FBI Director Robert Mueller said the "overwhelming majority" of the 2,300 incidents or suspected scares reported to the bureau since Oct. 1 had been false alarms or practical jokes.
But with no way of knowing a prank from a real threat, police must respond to all. And the time it takes to investigate uses up resources that law enforcement could devote elsewhere in the war on terrorism.
Turley separates the pranksters into two categories: "dimwitted" jokesters who essentially mean no harm, and malicious people who would spread anthrax if they could.
Jurors in such cases, worried about their own safety, won't view the defendants with much sympathy, said Carolyn Koch, a jury consultant in Fairfax, Virginia. "Wasting resources on hoaxes won't be viewed kindly," she said.
It's been that way for a long time. In 1999, a federal court in Los Angeles fined Harvey Craig Spelkin more than US$600,000 for telephoning a US Bankruptcy Court where he was to appear and saying: "You should check the air conditioning system for anthrax." The money was to reimburse the city for its fire and police department's expenses in dealing with the possibly deadly situation.
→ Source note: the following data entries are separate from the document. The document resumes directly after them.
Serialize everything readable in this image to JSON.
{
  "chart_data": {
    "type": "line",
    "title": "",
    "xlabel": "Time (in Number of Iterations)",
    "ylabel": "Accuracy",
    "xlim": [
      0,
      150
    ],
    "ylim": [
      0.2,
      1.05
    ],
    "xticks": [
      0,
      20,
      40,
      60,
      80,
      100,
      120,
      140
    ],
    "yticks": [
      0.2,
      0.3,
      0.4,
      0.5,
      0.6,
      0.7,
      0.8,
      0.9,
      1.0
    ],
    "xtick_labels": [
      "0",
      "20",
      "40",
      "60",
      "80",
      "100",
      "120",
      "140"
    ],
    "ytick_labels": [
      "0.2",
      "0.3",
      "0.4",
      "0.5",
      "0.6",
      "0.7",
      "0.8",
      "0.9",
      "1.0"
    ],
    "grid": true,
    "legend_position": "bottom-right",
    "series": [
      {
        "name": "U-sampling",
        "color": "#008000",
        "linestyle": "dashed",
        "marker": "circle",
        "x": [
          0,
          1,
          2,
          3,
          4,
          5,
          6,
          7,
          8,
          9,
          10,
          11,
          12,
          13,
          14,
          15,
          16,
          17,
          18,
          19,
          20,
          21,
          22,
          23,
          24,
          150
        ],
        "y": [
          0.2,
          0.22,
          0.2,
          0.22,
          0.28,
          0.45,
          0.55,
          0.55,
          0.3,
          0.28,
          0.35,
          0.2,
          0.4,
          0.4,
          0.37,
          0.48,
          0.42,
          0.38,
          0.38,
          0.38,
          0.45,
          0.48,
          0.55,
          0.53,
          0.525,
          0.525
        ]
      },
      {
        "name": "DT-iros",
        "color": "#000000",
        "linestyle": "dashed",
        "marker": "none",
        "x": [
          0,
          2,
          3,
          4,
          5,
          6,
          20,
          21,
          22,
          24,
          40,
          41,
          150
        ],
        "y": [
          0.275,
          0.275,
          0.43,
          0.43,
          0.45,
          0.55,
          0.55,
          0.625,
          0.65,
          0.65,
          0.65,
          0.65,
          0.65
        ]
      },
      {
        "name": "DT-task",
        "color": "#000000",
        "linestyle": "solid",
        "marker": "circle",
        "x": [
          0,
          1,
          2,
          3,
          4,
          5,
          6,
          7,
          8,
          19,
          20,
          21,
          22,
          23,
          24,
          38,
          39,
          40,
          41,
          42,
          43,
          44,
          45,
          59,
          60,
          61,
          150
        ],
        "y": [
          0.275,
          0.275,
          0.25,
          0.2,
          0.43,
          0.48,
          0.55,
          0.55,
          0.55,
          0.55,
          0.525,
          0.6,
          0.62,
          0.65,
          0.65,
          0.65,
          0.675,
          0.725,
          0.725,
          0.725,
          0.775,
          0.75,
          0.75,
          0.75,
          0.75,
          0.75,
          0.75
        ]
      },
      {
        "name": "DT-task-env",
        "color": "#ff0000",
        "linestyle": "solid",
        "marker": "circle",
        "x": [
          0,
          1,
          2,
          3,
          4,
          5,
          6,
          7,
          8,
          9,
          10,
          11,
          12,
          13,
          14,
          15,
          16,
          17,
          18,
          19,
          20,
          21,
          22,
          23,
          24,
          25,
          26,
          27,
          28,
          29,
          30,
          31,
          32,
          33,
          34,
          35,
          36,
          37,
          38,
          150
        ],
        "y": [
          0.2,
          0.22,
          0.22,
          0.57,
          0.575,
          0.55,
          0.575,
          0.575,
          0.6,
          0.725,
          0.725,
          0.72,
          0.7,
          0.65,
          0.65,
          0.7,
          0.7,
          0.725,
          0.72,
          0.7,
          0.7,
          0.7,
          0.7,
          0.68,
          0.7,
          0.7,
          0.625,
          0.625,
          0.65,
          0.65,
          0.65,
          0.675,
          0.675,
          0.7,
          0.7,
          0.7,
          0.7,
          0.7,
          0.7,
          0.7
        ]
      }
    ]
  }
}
Judges should have some discretion in sentencing because the prescribed punishments may be too harsh, said Martin Pinales, secretary of the National Association of Criminal Defense Attorneys, whose law firm represents Silz, the man who allegedly sent his boss white powder.
"The judge ought to have the right to look at them, their circumstances, their mental state at the time, and to look at their intentions," said Pinales.